The temperature of equal masses of three different liquids $A$, $B$, $C$ are ${12}^{\circ }C$, ${19}^{\circ }C$ and ${28}^{\circ }C$ respectively. The temperature when $A$ and $B$ are mixed is ${16}^{\circ }C$ while when $B$ and $C$ are mixed, it is ${23}^{\circ }C$. What would be the temperature when $A$ and $C$ are mixed?

• A. ${30.26}^{\circ }C$
• B. ${40.26}^{\circ }C$
• C. ${20.26}^{\circ }C$
• D. ${10.26}^{\circ }C$

Answer 1

The correct option is C

${20.26}^{\circ }C$

Let $m$ = mass of each liquid, when $A$ and $B$ are mixed,

Heat lost by $B$ = Heat gained by $A$

$\Rightarrow$ $m{s}_B$ (19 - 16) = $m{s}_A$ (16 - 12) $\Rightarrow$ $3s_B$ = $4S_A$ . . . .(1)

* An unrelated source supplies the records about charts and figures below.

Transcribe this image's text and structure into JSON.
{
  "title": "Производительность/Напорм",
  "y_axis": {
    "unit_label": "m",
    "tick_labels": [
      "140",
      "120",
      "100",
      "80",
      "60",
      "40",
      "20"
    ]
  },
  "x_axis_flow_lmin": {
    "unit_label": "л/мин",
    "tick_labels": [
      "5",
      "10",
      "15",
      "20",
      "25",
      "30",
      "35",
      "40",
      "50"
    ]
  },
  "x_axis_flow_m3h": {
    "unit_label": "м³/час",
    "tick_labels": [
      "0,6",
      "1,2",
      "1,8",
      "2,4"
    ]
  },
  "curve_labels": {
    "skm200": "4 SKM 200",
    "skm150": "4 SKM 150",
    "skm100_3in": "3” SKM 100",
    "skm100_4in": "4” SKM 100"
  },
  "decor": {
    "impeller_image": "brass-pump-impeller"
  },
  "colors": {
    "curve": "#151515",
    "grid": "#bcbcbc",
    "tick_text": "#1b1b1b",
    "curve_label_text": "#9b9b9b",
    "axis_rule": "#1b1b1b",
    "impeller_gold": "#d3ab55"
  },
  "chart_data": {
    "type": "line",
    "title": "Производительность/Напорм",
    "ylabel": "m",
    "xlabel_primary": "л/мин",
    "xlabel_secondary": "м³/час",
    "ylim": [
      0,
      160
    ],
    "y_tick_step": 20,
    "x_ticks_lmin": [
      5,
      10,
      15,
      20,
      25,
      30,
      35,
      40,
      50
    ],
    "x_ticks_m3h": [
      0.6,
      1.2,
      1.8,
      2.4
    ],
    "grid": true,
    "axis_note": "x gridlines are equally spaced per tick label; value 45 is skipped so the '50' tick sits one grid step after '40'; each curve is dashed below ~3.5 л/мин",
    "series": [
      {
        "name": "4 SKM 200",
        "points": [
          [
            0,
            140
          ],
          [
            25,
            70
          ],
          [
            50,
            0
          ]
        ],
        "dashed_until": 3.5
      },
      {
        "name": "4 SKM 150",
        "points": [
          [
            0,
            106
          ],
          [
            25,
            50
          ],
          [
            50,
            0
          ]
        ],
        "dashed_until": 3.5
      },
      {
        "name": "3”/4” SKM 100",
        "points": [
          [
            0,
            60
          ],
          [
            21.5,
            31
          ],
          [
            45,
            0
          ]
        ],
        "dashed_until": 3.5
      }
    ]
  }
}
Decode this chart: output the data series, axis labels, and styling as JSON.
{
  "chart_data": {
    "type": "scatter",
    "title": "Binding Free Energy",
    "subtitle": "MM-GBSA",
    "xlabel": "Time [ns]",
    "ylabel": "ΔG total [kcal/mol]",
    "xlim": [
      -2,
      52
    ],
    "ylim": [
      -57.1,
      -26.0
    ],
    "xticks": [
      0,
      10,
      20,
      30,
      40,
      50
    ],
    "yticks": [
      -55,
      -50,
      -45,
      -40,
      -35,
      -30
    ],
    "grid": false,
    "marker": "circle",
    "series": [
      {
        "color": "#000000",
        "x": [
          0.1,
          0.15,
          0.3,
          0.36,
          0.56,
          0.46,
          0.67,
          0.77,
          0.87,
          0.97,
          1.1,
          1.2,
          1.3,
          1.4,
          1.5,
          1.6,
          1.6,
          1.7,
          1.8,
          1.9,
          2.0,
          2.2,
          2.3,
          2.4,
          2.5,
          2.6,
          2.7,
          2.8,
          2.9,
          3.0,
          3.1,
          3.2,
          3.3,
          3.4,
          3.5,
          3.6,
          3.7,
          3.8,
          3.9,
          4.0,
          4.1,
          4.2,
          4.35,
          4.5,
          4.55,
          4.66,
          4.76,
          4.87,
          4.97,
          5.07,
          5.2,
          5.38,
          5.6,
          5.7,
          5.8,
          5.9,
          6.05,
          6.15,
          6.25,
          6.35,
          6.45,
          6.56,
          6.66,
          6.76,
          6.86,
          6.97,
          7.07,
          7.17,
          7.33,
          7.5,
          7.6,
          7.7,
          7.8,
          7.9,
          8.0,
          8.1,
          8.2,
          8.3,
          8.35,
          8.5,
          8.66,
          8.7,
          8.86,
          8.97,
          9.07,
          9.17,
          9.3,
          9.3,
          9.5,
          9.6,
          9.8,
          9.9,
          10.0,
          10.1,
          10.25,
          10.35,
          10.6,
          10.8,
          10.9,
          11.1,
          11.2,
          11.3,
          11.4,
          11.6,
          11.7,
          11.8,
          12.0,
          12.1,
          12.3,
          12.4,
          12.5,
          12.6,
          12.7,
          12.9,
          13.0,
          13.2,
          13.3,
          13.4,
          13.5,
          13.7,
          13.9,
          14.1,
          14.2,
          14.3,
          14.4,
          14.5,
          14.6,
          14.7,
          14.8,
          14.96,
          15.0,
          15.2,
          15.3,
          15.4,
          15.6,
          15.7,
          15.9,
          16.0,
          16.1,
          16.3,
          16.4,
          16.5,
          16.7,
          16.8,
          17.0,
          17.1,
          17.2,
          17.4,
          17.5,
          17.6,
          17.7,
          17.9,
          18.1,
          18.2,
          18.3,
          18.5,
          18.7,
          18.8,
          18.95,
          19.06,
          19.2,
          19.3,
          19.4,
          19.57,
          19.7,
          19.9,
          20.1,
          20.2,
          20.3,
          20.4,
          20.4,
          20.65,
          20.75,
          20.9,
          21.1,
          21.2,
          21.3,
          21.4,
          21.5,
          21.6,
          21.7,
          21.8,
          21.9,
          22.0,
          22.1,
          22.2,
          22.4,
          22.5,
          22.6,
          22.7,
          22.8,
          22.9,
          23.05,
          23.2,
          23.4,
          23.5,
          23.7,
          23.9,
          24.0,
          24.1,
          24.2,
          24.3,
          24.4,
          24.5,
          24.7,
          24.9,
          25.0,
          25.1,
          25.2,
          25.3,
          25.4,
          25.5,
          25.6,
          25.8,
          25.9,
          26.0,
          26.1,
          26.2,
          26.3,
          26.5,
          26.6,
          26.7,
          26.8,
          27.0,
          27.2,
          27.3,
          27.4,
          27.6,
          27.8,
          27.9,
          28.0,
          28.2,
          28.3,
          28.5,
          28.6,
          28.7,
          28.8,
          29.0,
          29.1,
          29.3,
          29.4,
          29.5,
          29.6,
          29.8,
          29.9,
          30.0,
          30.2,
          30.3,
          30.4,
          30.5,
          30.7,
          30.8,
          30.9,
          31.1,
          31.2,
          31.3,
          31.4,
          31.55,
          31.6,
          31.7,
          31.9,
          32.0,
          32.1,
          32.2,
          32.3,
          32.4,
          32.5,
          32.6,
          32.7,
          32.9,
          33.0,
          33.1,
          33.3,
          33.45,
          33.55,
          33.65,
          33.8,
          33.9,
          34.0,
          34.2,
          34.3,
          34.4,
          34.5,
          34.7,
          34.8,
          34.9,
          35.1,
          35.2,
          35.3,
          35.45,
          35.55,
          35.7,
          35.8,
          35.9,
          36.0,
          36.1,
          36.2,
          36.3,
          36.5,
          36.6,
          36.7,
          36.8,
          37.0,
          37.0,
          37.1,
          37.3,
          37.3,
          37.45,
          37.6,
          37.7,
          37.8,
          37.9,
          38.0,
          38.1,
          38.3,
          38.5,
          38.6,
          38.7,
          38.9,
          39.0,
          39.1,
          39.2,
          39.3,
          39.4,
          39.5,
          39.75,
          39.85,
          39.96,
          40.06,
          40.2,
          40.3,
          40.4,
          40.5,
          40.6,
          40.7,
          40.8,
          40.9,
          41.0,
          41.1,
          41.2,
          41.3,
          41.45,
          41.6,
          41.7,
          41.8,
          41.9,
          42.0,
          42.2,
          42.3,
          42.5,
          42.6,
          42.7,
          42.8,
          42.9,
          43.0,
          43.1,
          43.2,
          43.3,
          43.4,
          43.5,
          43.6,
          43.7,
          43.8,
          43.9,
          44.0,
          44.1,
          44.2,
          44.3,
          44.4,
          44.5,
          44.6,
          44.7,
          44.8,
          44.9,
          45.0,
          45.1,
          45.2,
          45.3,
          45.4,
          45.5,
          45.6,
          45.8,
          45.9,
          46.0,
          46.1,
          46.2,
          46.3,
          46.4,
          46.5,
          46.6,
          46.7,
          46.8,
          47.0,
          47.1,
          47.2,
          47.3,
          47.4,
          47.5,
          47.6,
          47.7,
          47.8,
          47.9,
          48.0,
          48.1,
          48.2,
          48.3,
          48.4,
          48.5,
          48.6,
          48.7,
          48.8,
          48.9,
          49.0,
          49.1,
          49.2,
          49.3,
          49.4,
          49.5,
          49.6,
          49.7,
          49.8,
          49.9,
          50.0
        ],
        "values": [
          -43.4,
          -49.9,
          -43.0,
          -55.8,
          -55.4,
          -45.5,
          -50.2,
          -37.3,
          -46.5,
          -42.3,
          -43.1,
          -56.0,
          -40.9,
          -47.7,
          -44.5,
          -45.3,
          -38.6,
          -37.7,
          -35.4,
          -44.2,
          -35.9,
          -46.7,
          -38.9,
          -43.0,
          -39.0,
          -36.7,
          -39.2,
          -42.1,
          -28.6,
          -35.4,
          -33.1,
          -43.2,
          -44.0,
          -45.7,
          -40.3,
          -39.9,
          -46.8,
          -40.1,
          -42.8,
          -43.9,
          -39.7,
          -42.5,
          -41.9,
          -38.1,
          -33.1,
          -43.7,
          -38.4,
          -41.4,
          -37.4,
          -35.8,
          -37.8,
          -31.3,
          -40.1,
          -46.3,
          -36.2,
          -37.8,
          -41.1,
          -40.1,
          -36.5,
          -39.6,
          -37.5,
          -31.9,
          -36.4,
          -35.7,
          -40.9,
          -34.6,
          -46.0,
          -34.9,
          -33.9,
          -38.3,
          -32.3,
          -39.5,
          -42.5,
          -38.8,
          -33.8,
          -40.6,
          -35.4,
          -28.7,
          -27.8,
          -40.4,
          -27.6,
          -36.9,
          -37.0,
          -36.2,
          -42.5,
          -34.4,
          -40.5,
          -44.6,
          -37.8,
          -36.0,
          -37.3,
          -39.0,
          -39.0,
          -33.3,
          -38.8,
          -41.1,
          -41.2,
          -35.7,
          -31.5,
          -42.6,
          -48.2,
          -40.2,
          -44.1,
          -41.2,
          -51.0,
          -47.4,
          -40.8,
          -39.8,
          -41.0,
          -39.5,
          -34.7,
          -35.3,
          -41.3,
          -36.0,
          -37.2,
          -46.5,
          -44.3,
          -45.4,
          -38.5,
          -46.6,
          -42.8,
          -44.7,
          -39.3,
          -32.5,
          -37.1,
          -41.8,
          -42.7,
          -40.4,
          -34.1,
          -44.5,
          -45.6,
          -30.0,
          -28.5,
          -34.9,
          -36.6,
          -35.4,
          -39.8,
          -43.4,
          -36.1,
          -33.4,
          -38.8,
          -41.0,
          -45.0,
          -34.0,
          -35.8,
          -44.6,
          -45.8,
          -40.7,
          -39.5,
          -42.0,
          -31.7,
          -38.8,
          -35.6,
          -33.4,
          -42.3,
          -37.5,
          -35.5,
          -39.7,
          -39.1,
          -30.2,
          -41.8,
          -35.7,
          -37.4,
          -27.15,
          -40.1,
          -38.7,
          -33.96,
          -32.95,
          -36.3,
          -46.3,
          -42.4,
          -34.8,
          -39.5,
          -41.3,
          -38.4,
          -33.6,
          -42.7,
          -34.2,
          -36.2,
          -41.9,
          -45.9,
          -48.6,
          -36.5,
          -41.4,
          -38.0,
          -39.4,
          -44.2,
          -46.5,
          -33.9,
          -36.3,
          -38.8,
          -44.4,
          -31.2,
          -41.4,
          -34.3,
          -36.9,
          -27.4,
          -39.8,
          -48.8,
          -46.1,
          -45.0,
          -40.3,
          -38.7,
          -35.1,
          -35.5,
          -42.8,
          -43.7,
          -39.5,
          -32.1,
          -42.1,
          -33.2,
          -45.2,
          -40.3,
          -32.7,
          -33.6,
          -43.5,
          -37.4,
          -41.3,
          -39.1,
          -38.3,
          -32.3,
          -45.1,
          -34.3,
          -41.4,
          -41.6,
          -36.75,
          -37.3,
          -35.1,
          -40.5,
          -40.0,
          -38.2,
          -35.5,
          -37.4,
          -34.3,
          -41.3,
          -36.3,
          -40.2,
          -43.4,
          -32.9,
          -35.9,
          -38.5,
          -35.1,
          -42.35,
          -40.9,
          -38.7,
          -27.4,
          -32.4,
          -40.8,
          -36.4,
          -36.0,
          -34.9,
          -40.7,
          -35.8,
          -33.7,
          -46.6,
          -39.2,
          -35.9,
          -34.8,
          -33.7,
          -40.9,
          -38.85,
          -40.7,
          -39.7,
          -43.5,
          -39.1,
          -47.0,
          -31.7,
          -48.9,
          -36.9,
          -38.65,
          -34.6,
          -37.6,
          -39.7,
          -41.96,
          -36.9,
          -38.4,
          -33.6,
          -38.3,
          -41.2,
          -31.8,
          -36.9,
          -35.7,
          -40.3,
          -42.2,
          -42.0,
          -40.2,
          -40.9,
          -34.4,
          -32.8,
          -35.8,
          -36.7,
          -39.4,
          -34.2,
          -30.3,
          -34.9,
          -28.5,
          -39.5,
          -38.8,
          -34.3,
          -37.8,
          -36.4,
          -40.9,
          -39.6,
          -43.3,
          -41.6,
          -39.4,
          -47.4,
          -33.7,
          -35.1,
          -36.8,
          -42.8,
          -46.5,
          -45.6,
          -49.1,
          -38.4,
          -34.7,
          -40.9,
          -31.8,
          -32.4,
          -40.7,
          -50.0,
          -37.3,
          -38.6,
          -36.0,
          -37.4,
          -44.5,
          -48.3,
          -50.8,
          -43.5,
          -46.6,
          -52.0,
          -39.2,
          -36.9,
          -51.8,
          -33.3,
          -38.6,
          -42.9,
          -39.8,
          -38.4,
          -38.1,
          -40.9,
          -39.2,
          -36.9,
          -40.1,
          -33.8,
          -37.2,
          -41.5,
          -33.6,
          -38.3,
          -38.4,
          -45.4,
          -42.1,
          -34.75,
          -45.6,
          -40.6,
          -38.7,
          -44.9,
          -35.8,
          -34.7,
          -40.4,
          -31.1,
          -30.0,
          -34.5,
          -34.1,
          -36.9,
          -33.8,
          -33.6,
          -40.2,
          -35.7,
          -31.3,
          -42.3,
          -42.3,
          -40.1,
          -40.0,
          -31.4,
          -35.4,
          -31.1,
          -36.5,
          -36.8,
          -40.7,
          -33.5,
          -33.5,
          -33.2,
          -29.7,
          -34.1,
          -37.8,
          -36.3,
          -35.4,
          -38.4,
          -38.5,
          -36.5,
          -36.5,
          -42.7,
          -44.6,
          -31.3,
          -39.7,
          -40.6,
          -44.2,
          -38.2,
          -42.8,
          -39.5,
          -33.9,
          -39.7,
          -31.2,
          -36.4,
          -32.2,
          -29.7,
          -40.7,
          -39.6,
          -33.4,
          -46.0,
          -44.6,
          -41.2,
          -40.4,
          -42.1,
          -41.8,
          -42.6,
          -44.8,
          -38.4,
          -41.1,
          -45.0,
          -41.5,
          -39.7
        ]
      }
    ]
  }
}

When $B$ and $C$ are mixed, Heat lost by $C$ = Heat gained by $B$

$\Rightarrow$ $m{s}_C$ (28 - 23) = $m{s}_B$ (23 - 19) $\Rightarrow$ $5s_C$ = $4S_B$ . . . .(2)

From (1) and (2), we get $16s_A$ = $12s_B$ = $15s_C$. . . .(3)

When $A$ and $C$ are mixed, Let $\theta$ = final temperature

Heat lost by $C$ = heat gained by $A$

$\Rightarrow$ $m{s}_C$ $(28-\theta )$ = $m{s}_B$ $(\theta -12)$

Using (3), we get

$\Rightarrow$ $15s_C(28-\theta )$ = $15s_A(\theta -12)$ $\Rightarrow$ $16s_A(28-\theta )$ = $15s_A(\theta -12)$

On solving for $\theta$, we get $\theta$ = $\frac{16\times 28+12\times 15}{16+15}$ $\Rightarrow$ $\theta$ = ${20.26}^{\circ }C$